JNJ-61803534 is a potent and orally active RORγt inverse agonist.
JNJ-61803534 exhibits anti-inflammatory activity. It inhibits IL-17A production in human CD4+ T cells under Th17 differentiation conditions. JNJ-61803534 (1 nM-1 μM) inhibits IL-17A, IL-17F, IFN-γ, and IL-22 production in CD4+ T cells isolated from human blood. Additionally, this compound dose-dependently suppresses the production of IL-17A, IL-17F, and IL-22 with IC50 values of 19 (14–26) nM, 22 (8–62) nM, and 27 (13–55) nM, respectively.

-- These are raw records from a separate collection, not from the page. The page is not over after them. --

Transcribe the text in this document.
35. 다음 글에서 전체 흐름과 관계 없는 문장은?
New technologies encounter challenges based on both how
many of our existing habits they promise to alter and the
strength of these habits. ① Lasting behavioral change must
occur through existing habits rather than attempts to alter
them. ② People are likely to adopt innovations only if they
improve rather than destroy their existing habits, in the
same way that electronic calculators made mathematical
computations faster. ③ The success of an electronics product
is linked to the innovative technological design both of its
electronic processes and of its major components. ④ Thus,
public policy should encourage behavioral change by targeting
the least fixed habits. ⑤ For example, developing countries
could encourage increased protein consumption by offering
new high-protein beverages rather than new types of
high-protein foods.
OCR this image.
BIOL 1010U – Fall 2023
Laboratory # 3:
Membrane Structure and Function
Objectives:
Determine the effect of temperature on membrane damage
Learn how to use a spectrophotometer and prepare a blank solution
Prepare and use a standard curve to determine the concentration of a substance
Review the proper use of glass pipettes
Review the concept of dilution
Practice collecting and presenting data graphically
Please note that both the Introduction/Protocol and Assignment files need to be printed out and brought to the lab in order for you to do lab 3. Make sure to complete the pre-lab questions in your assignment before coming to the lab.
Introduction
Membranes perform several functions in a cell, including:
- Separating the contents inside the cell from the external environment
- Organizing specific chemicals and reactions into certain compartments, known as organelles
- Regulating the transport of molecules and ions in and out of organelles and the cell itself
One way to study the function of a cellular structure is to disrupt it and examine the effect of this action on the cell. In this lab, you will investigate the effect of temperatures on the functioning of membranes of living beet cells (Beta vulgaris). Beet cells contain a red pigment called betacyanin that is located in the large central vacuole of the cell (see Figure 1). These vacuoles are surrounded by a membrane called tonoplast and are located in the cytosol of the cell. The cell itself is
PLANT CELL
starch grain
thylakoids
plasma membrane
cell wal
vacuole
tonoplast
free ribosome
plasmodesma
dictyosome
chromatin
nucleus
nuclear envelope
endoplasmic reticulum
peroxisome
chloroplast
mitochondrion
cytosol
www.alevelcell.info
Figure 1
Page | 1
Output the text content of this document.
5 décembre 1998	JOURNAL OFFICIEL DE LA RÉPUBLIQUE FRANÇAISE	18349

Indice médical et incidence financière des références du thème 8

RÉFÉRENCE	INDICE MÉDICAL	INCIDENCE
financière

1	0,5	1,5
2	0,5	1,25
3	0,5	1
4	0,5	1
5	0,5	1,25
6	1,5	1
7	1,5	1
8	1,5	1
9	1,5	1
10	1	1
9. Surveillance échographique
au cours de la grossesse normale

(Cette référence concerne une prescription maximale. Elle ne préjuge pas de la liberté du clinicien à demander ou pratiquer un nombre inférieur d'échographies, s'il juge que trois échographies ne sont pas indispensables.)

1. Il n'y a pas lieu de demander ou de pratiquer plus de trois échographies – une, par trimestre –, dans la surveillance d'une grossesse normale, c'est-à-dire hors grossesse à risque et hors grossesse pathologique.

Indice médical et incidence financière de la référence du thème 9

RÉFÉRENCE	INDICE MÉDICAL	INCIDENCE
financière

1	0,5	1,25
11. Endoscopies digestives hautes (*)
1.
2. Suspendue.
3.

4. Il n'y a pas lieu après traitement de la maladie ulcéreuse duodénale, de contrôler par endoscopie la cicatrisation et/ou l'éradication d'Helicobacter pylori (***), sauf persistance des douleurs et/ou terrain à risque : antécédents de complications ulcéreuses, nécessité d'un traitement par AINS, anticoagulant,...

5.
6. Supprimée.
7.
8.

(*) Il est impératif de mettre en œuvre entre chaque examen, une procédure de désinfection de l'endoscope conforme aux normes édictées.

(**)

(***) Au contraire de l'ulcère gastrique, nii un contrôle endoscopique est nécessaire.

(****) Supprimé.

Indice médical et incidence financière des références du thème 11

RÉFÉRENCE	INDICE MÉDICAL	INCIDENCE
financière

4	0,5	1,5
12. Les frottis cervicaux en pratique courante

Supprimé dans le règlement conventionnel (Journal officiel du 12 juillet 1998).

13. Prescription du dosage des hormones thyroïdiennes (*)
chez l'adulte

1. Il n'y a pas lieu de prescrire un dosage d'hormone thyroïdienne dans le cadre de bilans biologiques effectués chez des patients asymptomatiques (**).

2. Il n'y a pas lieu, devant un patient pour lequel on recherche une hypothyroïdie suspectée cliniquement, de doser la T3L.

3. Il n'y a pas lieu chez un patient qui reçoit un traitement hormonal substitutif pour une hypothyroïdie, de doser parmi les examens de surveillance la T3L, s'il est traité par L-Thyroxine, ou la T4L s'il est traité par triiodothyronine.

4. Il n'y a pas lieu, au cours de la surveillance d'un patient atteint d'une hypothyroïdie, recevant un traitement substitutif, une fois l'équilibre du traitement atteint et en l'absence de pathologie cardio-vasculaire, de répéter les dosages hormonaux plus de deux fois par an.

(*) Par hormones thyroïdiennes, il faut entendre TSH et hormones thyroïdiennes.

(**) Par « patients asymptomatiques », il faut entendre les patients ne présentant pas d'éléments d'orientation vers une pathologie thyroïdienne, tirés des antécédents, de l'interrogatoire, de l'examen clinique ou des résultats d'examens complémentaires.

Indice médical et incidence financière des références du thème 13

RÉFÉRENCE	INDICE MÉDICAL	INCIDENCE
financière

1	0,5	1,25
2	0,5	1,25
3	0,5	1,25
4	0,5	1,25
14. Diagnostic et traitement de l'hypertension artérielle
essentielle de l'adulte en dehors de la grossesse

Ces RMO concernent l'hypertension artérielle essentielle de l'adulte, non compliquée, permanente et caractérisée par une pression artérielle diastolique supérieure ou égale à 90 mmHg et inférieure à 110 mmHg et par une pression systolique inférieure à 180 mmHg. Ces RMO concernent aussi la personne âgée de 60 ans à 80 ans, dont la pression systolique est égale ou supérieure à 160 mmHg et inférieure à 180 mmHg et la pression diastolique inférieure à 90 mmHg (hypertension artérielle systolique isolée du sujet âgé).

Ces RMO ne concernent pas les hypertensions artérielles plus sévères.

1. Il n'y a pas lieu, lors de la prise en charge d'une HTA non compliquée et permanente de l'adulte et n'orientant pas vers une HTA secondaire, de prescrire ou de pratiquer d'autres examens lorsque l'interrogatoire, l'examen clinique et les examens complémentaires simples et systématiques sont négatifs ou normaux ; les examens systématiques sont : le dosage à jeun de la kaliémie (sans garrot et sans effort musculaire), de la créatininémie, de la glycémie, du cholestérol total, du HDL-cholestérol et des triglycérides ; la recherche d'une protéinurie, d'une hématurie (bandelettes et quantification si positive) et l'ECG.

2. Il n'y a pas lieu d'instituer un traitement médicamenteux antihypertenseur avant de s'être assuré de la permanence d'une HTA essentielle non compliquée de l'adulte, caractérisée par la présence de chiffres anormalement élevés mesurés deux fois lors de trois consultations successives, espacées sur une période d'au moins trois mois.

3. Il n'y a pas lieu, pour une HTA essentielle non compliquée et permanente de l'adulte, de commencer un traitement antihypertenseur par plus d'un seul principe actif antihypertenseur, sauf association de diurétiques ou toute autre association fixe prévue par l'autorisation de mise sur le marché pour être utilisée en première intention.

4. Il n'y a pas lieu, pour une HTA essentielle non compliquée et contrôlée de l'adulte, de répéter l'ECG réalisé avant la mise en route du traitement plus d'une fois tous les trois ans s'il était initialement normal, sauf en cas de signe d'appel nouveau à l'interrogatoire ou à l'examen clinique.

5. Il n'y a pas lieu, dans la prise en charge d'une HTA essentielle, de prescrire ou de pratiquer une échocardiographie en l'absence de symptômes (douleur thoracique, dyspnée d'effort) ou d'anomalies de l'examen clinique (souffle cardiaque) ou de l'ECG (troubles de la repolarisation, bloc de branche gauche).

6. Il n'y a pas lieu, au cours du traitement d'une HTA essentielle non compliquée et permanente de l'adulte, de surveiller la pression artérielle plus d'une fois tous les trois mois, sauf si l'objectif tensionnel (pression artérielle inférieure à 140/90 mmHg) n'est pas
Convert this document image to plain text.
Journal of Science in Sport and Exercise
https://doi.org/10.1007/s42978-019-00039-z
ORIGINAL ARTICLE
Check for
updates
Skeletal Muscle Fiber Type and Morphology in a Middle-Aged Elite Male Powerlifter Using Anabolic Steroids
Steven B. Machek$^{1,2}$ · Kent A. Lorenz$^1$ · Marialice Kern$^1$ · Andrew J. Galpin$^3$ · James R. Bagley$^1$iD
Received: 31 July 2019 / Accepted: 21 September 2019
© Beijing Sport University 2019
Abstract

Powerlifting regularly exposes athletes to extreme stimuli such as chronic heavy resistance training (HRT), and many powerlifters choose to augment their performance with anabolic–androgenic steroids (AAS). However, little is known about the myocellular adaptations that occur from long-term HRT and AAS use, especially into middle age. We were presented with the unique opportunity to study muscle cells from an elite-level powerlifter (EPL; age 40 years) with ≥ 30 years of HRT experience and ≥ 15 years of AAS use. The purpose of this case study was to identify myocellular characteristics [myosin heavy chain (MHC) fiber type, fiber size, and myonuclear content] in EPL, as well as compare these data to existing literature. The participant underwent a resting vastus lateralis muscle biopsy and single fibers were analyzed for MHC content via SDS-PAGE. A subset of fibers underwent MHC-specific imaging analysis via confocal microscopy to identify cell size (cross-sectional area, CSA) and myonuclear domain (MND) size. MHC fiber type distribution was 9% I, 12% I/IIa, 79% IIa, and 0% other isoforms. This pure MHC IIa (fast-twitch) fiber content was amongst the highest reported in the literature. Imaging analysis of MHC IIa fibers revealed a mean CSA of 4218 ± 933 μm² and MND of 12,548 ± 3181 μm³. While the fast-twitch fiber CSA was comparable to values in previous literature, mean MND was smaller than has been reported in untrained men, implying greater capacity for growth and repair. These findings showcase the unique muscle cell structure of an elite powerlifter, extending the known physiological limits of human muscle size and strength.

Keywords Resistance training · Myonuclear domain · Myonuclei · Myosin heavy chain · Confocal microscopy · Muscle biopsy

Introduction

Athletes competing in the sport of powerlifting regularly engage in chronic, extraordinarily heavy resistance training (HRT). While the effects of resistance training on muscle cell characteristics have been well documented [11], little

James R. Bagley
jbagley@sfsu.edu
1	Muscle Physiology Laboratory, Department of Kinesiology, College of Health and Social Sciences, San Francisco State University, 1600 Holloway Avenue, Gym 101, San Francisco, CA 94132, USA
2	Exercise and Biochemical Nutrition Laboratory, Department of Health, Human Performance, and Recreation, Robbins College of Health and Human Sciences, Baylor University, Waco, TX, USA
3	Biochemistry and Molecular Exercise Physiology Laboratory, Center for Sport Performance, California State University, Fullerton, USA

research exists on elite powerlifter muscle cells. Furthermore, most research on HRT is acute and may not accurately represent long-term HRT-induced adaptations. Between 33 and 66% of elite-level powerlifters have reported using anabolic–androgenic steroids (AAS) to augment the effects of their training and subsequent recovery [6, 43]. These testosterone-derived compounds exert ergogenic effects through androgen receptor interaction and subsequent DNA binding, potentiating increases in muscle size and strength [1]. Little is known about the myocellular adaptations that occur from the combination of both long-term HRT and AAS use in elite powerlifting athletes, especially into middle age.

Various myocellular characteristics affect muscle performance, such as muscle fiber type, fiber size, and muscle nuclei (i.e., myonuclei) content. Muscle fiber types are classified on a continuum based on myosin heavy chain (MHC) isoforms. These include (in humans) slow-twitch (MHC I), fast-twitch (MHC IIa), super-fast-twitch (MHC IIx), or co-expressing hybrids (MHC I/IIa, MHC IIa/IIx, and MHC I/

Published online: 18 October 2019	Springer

JNJ-61803534 inhibits RORγt transcription in HEK-293 T cells transfected with vectors encoding RORγt, with an IC50 of 9.6 nM. However, The IC50 values for RORα and RORβ were > 2 µM in similar assays.
JNJ-61803534 is an orally active and well-tolerated compound.
In in vivo pharmacokinetics pharmacodynamics study, JNJ-61803534 shows time-dependent exposures in plasma and inhibits ex vivo stimulated IL-17A production in the blood. Besides, Compound concentration for 50% inhibition of ex vivo IL-17A was between 0.24 and 0.86 µM.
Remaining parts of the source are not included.